Gaspara seufzte, sie traten in den Schatten des Umgangs.

Provenzan stand vor seinem Vogte. – »Schaff Gold, Calcagna!«

Aber der blickte schmerzlich auf seinen Herrn. – »Wenn Ihr mit Schulden zahlen könntet!«

»Gleichviel! Mit Schulden! Stiehl! Raube! Schaff mir Gold!« – Er blickte umher. – »Ist der Monaldi im Haus?«

»Ich glaube nicht, Herr!«

»Der Ruggiero?«

»Eben sah ich ihn eintreten.«

»Schick' ihn zu mir!«

Aber Ruggiero stand schon neben dem Herzog, wie wartend. Er hatte die Reden der Abgesandten vernommen.

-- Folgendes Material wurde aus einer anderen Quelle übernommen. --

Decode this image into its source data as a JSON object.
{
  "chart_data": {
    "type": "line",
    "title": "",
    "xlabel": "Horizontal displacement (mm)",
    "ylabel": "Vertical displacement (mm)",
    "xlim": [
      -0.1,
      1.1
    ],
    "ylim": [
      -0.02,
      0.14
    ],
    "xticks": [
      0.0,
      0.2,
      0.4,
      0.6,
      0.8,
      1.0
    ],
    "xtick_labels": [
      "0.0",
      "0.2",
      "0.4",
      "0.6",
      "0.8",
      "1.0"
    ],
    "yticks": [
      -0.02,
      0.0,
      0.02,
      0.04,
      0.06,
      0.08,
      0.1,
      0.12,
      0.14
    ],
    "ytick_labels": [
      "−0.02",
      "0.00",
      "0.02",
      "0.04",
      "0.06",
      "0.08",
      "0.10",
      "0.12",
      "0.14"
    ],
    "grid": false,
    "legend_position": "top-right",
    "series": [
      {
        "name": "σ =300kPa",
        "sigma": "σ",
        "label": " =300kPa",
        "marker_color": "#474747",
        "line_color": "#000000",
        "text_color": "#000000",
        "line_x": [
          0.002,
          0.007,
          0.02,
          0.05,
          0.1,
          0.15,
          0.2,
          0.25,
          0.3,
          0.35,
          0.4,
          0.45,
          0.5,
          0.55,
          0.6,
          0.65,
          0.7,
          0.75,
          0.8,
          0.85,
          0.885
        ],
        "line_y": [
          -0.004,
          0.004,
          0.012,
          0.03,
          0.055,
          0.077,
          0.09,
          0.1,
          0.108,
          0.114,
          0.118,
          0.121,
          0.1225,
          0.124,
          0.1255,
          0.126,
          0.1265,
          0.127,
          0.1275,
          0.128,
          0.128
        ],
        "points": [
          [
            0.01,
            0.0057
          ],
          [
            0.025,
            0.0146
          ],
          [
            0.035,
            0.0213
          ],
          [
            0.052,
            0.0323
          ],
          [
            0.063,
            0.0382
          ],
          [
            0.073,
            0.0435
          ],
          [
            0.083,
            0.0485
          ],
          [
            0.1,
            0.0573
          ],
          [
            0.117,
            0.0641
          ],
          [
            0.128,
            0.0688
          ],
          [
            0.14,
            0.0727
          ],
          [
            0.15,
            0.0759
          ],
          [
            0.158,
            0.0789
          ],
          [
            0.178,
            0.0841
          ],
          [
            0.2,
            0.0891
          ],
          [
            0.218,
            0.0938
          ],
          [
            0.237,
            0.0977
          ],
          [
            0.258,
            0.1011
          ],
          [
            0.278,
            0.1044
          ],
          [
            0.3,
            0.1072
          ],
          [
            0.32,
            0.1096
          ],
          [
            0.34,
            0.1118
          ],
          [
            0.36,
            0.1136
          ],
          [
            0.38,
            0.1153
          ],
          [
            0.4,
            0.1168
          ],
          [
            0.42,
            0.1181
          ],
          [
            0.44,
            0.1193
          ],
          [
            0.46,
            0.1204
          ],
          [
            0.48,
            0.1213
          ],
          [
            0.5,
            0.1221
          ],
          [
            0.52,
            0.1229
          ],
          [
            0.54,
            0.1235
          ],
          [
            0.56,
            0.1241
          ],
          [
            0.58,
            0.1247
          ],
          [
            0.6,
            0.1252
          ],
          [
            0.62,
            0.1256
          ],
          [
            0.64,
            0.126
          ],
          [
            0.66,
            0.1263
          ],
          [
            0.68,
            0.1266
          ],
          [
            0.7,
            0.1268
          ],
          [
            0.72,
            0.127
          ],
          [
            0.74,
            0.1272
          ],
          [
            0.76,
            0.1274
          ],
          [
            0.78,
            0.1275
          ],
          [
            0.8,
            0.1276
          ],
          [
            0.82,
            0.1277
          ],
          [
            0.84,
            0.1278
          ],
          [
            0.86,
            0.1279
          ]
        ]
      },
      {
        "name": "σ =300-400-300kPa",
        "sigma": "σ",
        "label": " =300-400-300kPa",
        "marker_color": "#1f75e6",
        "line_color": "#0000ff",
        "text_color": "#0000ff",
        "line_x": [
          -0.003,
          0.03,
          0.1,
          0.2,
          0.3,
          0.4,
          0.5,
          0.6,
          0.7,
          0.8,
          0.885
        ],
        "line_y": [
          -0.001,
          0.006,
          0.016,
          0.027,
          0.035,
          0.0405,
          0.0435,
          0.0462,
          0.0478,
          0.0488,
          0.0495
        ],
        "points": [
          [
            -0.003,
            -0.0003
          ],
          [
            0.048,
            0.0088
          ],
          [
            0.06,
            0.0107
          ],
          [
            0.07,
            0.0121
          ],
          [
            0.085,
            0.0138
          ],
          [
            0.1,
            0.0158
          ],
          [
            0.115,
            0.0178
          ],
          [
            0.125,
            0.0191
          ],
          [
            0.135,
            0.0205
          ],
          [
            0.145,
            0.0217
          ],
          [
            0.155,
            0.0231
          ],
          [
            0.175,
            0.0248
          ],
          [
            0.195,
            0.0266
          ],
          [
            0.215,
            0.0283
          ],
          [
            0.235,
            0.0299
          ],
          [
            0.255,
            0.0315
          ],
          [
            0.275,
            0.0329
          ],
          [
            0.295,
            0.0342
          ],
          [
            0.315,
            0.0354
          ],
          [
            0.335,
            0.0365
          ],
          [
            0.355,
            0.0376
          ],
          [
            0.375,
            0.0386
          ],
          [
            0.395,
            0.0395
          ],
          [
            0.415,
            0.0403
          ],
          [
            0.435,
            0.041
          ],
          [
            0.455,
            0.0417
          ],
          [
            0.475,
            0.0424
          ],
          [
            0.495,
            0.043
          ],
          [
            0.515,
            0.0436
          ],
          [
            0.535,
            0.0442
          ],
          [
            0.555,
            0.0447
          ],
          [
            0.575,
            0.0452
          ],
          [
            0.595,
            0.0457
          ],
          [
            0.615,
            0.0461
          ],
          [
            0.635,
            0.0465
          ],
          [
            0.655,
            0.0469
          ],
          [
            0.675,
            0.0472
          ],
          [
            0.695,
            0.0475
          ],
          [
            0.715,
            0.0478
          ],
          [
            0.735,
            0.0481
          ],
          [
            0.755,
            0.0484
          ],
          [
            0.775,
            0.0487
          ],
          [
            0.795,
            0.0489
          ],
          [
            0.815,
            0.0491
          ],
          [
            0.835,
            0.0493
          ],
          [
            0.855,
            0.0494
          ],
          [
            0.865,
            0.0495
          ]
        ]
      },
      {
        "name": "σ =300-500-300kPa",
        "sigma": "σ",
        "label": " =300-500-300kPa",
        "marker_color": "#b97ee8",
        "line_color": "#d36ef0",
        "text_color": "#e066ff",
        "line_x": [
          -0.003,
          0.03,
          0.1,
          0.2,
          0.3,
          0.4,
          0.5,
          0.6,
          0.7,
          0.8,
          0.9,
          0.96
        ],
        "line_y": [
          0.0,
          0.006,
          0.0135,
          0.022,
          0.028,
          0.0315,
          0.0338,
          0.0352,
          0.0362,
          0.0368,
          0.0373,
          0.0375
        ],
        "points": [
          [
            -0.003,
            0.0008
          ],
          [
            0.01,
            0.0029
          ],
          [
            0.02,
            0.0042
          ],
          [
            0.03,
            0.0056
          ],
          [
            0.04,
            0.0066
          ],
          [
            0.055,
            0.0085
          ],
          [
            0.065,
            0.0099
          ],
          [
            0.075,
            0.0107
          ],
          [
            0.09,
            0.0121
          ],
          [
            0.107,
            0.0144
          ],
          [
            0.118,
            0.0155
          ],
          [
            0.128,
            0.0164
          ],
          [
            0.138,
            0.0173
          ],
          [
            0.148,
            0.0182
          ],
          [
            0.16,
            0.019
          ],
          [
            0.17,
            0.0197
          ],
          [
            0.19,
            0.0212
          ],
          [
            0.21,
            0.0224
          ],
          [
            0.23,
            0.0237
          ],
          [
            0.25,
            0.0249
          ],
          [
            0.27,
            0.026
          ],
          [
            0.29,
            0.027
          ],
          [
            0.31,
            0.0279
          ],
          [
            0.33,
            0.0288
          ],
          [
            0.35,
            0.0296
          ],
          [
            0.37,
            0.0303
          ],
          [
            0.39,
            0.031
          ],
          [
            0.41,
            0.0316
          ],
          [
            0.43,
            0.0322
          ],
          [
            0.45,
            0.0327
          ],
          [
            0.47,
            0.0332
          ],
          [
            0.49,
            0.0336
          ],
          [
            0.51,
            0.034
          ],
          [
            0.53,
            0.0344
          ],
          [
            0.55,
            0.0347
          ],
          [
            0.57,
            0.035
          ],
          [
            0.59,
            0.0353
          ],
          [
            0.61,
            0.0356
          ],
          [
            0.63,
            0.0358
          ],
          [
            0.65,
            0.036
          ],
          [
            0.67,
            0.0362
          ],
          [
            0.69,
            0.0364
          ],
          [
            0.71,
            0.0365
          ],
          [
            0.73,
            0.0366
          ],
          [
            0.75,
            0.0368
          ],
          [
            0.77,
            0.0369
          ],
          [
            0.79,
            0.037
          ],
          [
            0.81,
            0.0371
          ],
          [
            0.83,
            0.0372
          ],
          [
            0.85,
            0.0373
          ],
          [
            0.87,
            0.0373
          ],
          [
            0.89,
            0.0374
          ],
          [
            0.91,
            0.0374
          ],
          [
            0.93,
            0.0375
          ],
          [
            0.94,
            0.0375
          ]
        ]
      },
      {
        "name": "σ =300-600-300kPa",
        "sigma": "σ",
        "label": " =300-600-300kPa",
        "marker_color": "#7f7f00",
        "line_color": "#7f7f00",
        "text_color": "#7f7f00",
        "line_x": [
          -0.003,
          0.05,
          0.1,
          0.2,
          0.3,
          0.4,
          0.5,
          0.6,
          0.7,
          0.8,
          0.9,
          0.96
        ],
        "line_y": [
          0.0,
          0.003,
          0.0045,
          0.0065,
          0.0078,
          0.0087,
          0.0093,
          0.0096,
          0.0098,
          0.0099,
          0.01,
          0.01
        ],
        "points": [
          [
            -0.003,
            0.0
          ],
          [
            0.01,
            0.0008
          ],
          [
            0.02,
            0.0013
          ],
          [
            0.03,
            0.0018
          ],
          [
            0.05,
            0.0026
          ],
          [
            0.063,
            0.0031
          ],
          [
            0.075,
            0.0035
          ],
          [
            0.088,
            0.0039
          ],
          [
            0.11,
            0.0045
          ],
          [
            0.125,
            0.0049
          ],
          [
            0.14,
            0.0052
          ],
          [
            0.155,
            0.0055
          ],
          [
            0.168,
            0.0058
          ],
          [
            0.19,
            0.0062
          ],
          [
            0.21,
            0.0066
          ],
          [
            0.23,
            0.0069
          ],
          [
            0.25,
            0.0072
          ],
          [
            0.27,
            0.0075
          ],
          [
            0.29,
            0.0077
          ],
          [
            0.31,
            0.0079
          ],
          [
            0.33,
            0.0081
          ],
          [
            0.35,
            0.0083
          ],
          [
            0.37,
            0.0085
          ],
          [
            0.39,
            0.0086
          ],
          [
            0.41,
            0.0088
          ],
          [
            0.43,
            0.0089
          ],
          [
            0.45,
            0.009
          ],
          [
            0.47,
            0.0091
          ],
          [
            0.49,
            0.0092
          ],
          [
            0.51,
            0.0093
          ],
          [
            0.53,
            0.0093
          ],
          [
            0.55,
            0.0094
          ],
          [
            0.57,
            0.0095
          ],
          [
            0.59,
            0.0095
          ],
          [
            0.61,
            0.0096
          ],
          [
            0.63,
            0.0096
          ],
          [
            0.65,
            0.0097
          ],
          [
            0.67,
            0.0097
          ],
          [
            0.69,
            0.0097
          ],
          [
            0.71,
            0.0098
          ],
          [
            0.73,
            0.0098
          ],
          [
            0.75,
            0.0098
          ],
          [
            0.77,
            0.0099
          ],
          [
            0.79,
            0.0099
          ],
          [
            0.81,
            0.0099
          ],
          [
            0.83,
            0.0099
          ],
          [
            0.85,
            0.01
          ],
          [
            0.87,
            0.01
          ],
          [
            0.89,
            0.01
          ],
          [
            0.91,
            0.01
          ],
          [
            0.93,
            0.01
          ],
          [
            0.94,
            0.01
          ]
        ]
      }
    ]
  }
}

»Höre, Ruggiero! Suche den Guempeba, er soll die deutschen Reiter zusammenbringen, die in der Stadt liegen! Geh mit ihnen in die Häuser, scheuche die feisten Nichtstuer auf! Sie sollen ihre Schätze geben, damit Mino frei werde! Du magst einem jeden bescheinigen, wieviel es ist! Auf die Buonsignori, die Salimbeni und die Malavolti habe besonders deine Augen! Laß keine Ausflucht gelten! Durchwühle Schrank und Bett! Gib ihnen die Spieße zu kosten, wenn sie sich sperren!«

Mit fragenden Blicken sah der Treue auf Provenzan. – »Ist das Euer Wort?«

»Zweifelst du?«

»Darf ich frei reden?«

»Nun!«

»Herr, es könnte Euer letzter Tag in Siena sein!«

»Auch ich fürchte um Euch!« wagte Calcagna.

»Was soll das?«

Ruggiero wies mit einer Wendung des Kopfes auf den Visconti, der neben Gaspara saß und das weißseidene, schönbemalte Fähnchen um ihr Gesicht wehen ließ. – »Seht Ihr den dort?«

Wild fuhr der Herzog auf. – »Gehts dich an, mit wem er spricht?«

»Habe ich doch kein Wort gesagt, Herr!« – Ruggiero verstand nicht, was der Herzog im Sinn hatte. – »Seid gewiß, er hält es mit Karl. Er wartet auf das Erbe von Siena.«

»Das habe ich schon einmal von dir gehört, und ich weiß, daß du ein Treuer bist.«

»Schickt mich nach Imola, nach Gemignano!«

»Zu spät! Alles zu spät! Und vergeblich wäre es auch!«

»Ihr braucht Geld, Herzog, darf ich raten?«

»Weißt du mir einen Rat, Ruggiero?«

»Durch Eueren Saal werden nutzlose Schätze getragen.«

»Was meinst du?«

»Schlangen von Perlen und Gold schmiegen sich an weiße Nacken, Frauenarme werden von roten Steinen gekost, um manche Stirne rankt sich, was unserem Feldherrn das Leben kaufen könnte.«

»Schweig, Mensch! Soll ich meine Gäste berauben? Doch –« Er sah Gaspara lächeln unterm matten Bunt der Wandteppiche. – »Ich sage dir später Bescheid. Bleib nahe!«

Der Hauptmann trat zurück, und Provenzan sandte Calcagna zur Herzogin, daß er sie für ein paar Worte herbäte.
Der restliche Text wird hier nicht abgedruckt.